A PROCESSION of Labour ministers and backbench MPs announced their resignations yesterday, like rats deserting an utterly shit government.

Home secretary Jacqui Smith was the biggest name to step down insisting she wanted to spend more time with those members of her family who were not obsessed with that really dirty Hungarian pornography that you have to order from illegal Dutch magazines.

On what was arguably one of Gordon Brown's better days as prime minister:

  • Close ally Tom Watson and children's minister Beverley Hughes resigned so they could spend more time not being associated with something that is now so unbelievably bad it actually makes you a little bit queasy.

  • Everyone except Ed Balls said that appointing Ed Balls as chancellor would be the single worst decision made by a human, including the time Glenn Hoddle said disabled people were being punished for their sins in previous lives.

  • Rumours swirled around Westminster of a plot to remove the PM from Number 10 and either install Alan Johnson or just leave it empty because at this stage it really wouldn't make the slightest difference to anything.

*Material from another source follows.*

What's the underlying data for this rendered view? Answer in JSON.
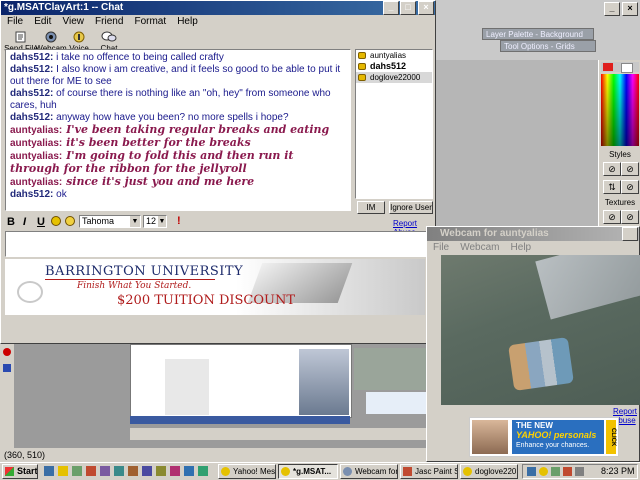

Labour's deputy leader Harriet Harman said the wheels had not come off the government but if they did she would attach it to the back end of an old, seaside donkey and drag it through the dirt for another 12 months.

Meanwhile a Labour spokesman insisted Gordon Brown's government was not the worst ever, adding that if you gave him three or four days he could almost certainly come up with a concrete example.

He said: "I'm pretty sure there was a government in Chad in the mid-1970s where all the ministers were made of dung and the country was run by moths."